US Secretary of State Antony Blinken said Wednesday that President-elect Donald Trump had a window to negotiate with Iran, saying the development of a nuclear weapon by Tehran was not inevitable.

The outgoing top US diplomat acknowledged that the cleric-run state may be more seriously considering a nuclear weapon after military setbacks in the region.

In the last year, Israel’s military has hit Iranian air defenses and weakened its Lebanese ally Hezbollah, while rebels have toppled its main Arab ally in Syria, Bashar al-Assad.

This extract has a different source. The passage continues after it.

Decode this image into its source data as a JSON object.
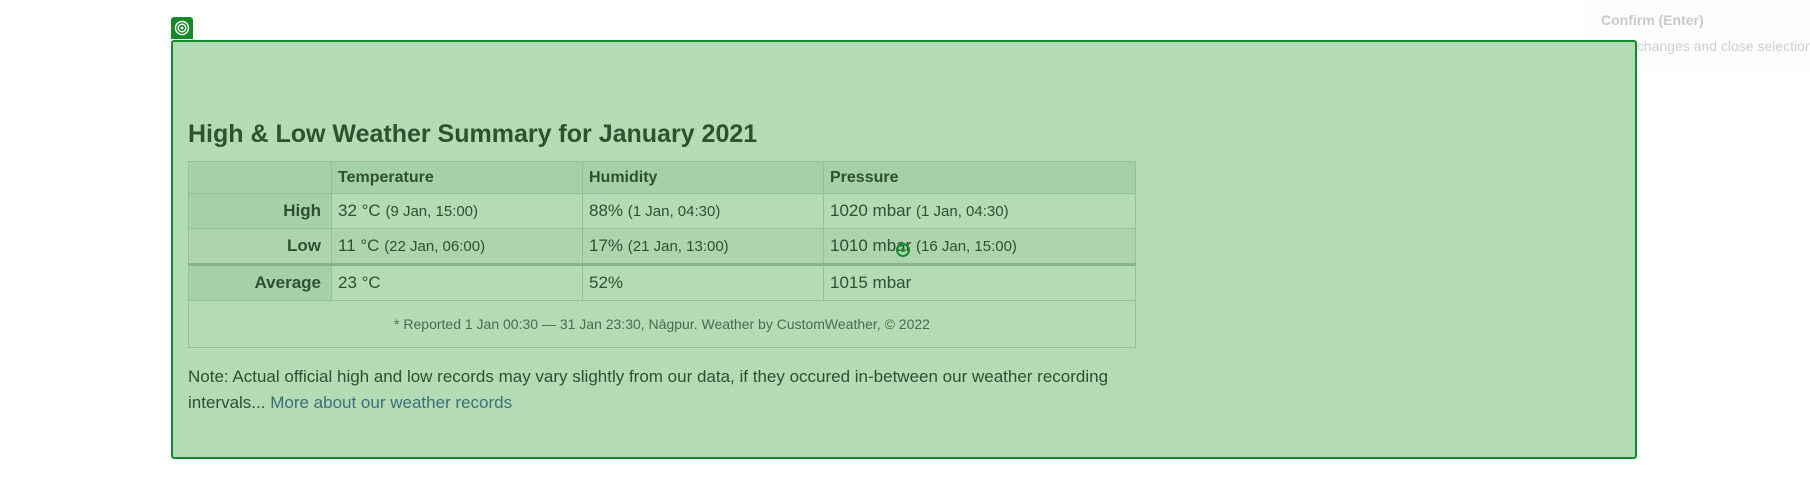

“I don’t think that a nuclear weapon is inevitable,” Blinken said at the Council on Foreign Relations in New York.

As “they’ve lost different lines of defense, sure, you’re going to see more thinking about that,” Blinken said.

But the US secretary of state said Iran was aware of the consequences of obtaining a nuclear weapon and added: “I think there is the prospect of negotiations.”

Iran denies pursuing a nuclear weapon, saying its contested nuclear work is for peaceful purposes.

In his first term, Trump pulled the United States out of a 2015 nuclear deal with Tehran that was negotiated under former president Barack Obama, and then imposed sweeping sanctions.

“President Trump last time around in pulling out of the deal said that he wanted, as he called it, a better, stronger deal. Fine,” Blinken said.

He said that no US administration would allow Iran to obtain a nuclear weapon.

“One way or another, I’m convinced that just as our administration had that policy, the next administration will too,” he said of preventing Iran from developing a nuclear weapon.

US President Joe Biden’s administration on taking office in 2021 entered indirect talks with Iran to restore the nuclear deal.

Talks collapsed largely over disputes on the scope of US sanctions relief and Biden has backed pressure on Iran over its support for Palestinian armed group Hamas since its October 7, 2023, attack on Israel.

Trump’s billionaire ally Elon Musk reportedly met with a senior Iranian official following the US election in a bid to encourage calm.